400 mg duas ou três vezes por dia

Levofloxacina3

500 mg uma vez por dia

Cefuroxima

1,5 g três ou quatro vezes por dia

Ceftriaxona

2 g uma vez por dia

Gentamicina

Inicialmente 5 a 7 mg/kg uma vez por dia, doses subsequentes ajustadas de acordo com a concentração sérica de gentamicina7

Amicacina

Inicialmente 15 mg/kg uma vez por dia (máximo por dose 1,5 g uma vez por dia), doses subsequentes ajustadas de acordo com a concentração sérica de amicacina (máximo 15 g por ciclo)7

Antibiótico intravenoso de segunda escolha > consultar o microbiologista local

1 Consultar a BNF sobre a utilização e dosagem adequadas em populações específicas, por exemplo, insuficiência hepática e insuficiência renal, e administração de antibióticos intravenosos.

2 verificar quaisquer resultados anteriores de cultura e suscetibilidade da urina e prescrição de antibióticos e escolher os antibióticos em conformidade.

3 o Comité de Avaliação dos Riscos de Farmacovigilância da Agência Europeia de Medicamentos recomendou a restrição da utilização de antibióticos à base de fluoroquinolonas na sequência de uma análise dos efeitos secundários incapacitantes e potencialmente duradouros que afectam principalmente os músculos, os tendões, os ossos e o sistema nervoso (comunicado de imprensa de outubro de 2018), mas são adequados na prostatite aguda, que é uma infeção grave.

4 rever o tratamento após 14 dias e suspender o antibiótico ou continuar por mais 14 dias, se necessário, com base na avaliação clínica.

5 O co-trimoxazol só deve ser considerado quando houver evidência bacteriológica de sensibilidade e boas razões para preferir esta combinação a um único antibiótico (BNF, agosto de 2018).

6 rever os antibióticos intravenosos em 48 horas e considerar a redução para antibióticos orais, sempre que possível, durante um total de 14 dias e depois rever.

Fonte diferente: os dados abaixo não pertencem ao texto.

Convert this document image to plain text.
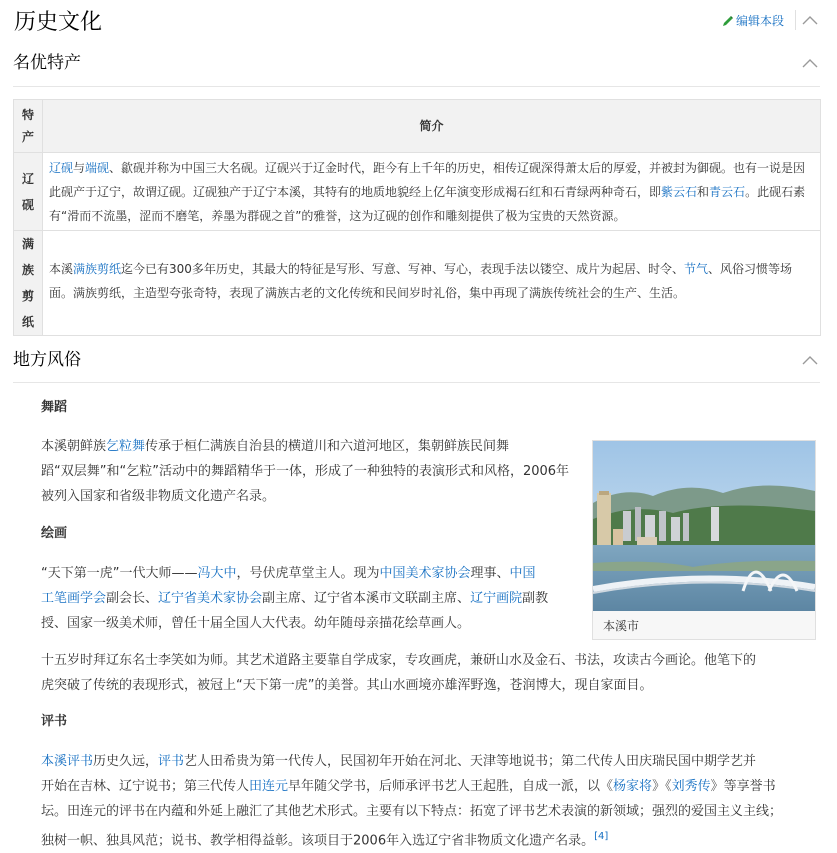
历史文化	编辑本段
名优特产
特产	简介

辽砚	辽砚与端砚、歙砚并称为中国三大名砚。辽砚兴于辽金时代，距今有上千年的历史，相传辽砚深得萧太后的厚爱，并被封为御砚。也有一说是因
此砚产于辽宁，故谓辽砚。辽砚独产于辽宁本溪，其特有的地质地貌经上亿年演变形成褐石红和石青绿两种奇石，即紫云石和青云石。此砚石素
有“滑而不流墨，涩而不磨笔，养墨为群砚之首”的雅誉，这为辽砚的创作和雕刻提供了极为宝贵的天然资源。

满族剪纸	本溪满族剪纸迄今已有300多年历史，其最大的特征是写形、写意、写神、写心，表现手法以镂空、成片为起居、时令、节气、风俗习惯等场
面。满族剪纸，主造型夸张奇特，表现了满族古老的文化传统和民间岁时礼俗，集中再现了满族传统社会的生产、生活。
地方风俗
舞蹈
本溪朝鲜族乞粒舞传承于桓仁满族自治县的横道川和六道河地区，集朝鲜族民间舞
蹈“双层舞”和“乞粒”活动中的舞蹈精华于一体，形成了一种独特的表演形式和风格，2006年
被列入国家和省级非物质文化遗产名录。
绘画
“天下第一虎”一代大师——冯大中，号伏虎草堂主人。现为中国美术家协会理事、中国
工笔画学会副会长、辽宁省美术家协会副主席、辽宁省本溪市文联副主席、辽宁画院副教
授、国家一级美术师，曾任十届全国人大代表。幼年随母亲描花绘草画人。
十五岁时拜辽东名士李笑如为师。其艺术道路主要靠自学成家，专攻画虎，兼研山水及金石、书法，攻读古今画论。他笔下的
虎突破了传统的表现形式，被冠上“天下第一虎”的美誉。其山水画境亦雄浑野逸，苍润博大，现自家面目。
评书
本溪评书历史久远，评书艺人田希贵为第一代传人，民国初年开始在河北、天津等地说书；第二代传人田庆瑞民国中期学艺并
开始在吉林、辽宁说书；第三代传人田连元早年随父学书，后师承评书艺人王起胜，自成一派，以《杨家将》《刘秀传》等享誉书
坛。田连元的评书在内蕴和外延上融汇了其他艺术形式。主要有以下特点：拓宽了评书艺术表演的新领域；强烈的爱国主义主线；
独树一帜、独具风范；说书、教学相得益彰。该项目于2006年入选辽宁省非物质文化遗产名录。[4]
本溪市
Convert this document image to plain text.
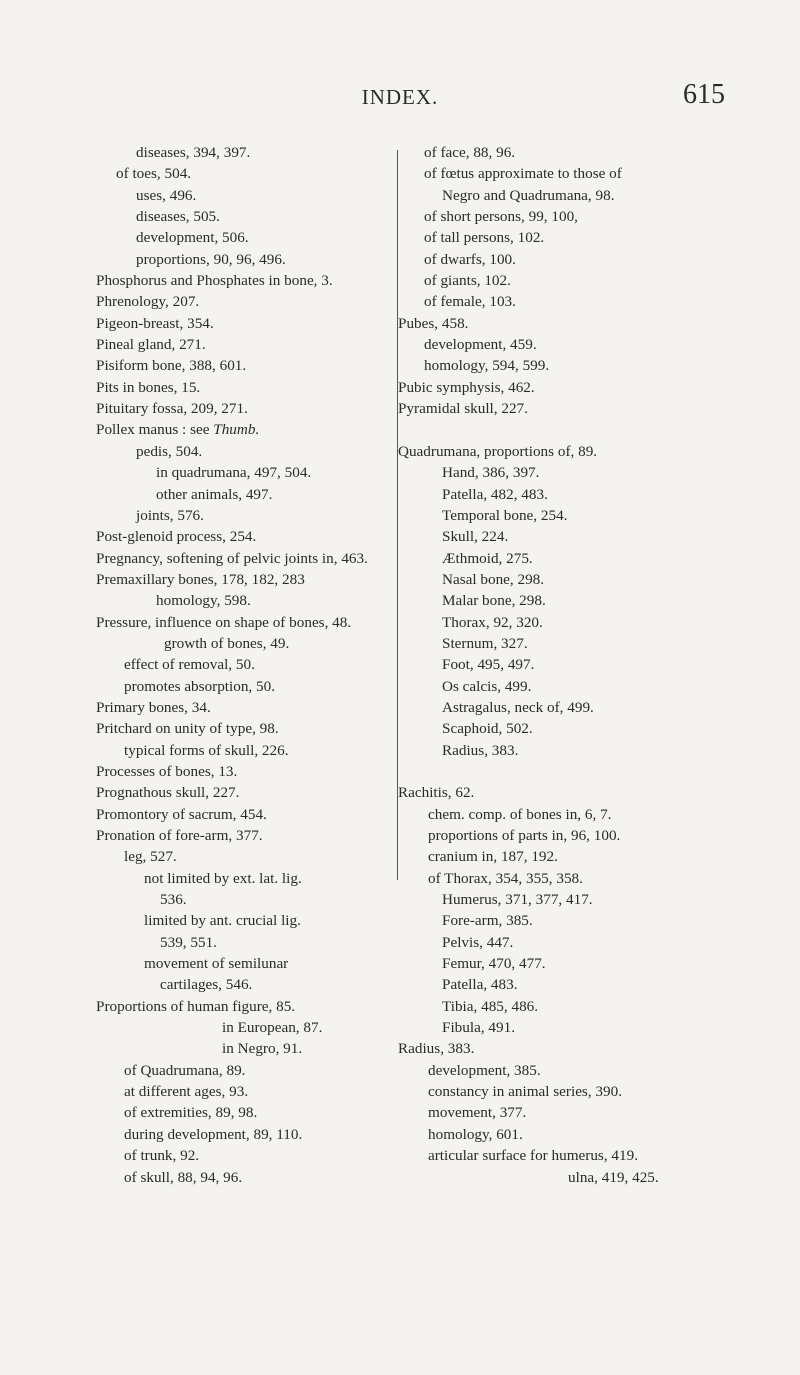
INDEX.	615
diseases, 394, 397.
of toes, 504.
uses, 496.
diseases, 505.
development, 506.
proportions, 90, 96, 496.
Phosphorus and Phosphates in bone, 3.
Phrenology, 207.
Pigeon-breast, 354.
Pineal gland, 271.
Pisiform bone, 388, 601.
Pits in bones, 15.
Pituitary fossa, 209, 271.
Pollex manus : see Thumb.
pedis, 504.
in quadrumana, 497, 504.
other animals, 497.
joints, 576.
Post-glenoid process, 254.
Pregnancy, softening of pelvic joints in, 463.
Premaxillary bones, 178, 182, 283
homology, 598.
Pressure, influence on shape of bones, 48.
growth of bones, 49.
effect of removal, 50.
promotes absorption, 50.
Primary bones, 34.
Pritchard on unity of type, 98.
typical forms of skull, 226.
Processes of bones, 13.
Prognathous skull, 227.
Promontory of sacrum, 454.
Pronation of fore-arm, 377.
leg, 527.
not limited by ext. lat. lig.
536.
limited by ant. crucial lig.
539, 551.
movement of semilunar
cartilages, 546.
Proportions of human figure, 85.
in European, 87.
in Negro, 91.
of Quadrumana, 89.
at different ages, 93.
of extremities, 89, 98.
during development, 89, 110.
of trunk, 92.
of skull, 88, 94, 96.
of face, 88, 96.
of fœtus approximate to those of
Negro and Quadrumana, 98.
of short persons, 99, 100,
of tall persons, 102.
of dwarfs, 100.
of giants, 102.
of female, 103.
Pubes, 458.
development, 459.
homology, 594, 599.
Pubic symphysis, 462.
Pyramidal skull, 227.
Quadrumana, proportions of, 89.
Hand, 386, 397.
Patella, 482, 483.
Temporal bone, 254.
Skull, 224.
Æthmoid, 275.
Nasal bone, 298.
Malar bone, 298.
Thorax, 92, 320.
Sternum, 327.
Foot, 495, 497.
Os calcis, 499.
Astragalus, neck of, 499.
Scaphoid, 502.
Radius, 383.
Rachitis, 62.
chem. comp. of bones in, 6, 7.
proportions of parts in, 96, 100.
cranium in, 187, 192.
of Thorax, 354, 355, 358.
Humerus, 371, 377, 417.
Fore-arm, 385.
Pelvis, 447.
Femur, 470, 477.
Patella, 483.
Tibia, 485, 486.
Fibula, 491.
Radius, 383.
development, 385.
constancy in animal series, 390.
movement, 377.
homology, 601.
articular surface for humerus, 419.
ulna, 419, 425.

7 é necessária a monitorização terapêutica dos medicamentos e a avaliação da função renal (BNF, agosto de 2018).

Notas:

  • algumas diretrizes indicam (3) que em casos menos graves
    • uma fluoroquinolona oral (por exemplo, ciprofloxacina 500 mg bd) durante 10 dias pode ser suficiente
  • se a infeção for grave e exigir hospitalização (3,4)
    • foi recomendada a administração parentérica de doses elevadas de antibióticos bactericidas - por exemplo, uma penicilina de largo espetro, uma cefalosporina de terceira geração ou uma fluoroquinolona
      • na terapia inicial, estes regimes podem ser combinados com um aminoglicosídeo
      • após a normalização dos parâmetros de infeção, a terapêutica oral pode ser substituída e continuada durante um total de cerca de 2-4 semanas
    • deve ser colocado um cateter suprapúbico nos homens com volume residual aumentado
    • drenagem do abcesso conforme necessário - por uretra com um retoscópio ou através do períneo
      • pequenos abcessos, os doentes podem ser tratados de forma conservadora através da administração de antibióticos e da colocação de um cateter suprapúbico (3)

  • opções de tratamento de apoio, como bloqueadores alfa e antipiréticos, podem ser benéficas

Evitar a manipulação transuretral por cateter e cistoscopia.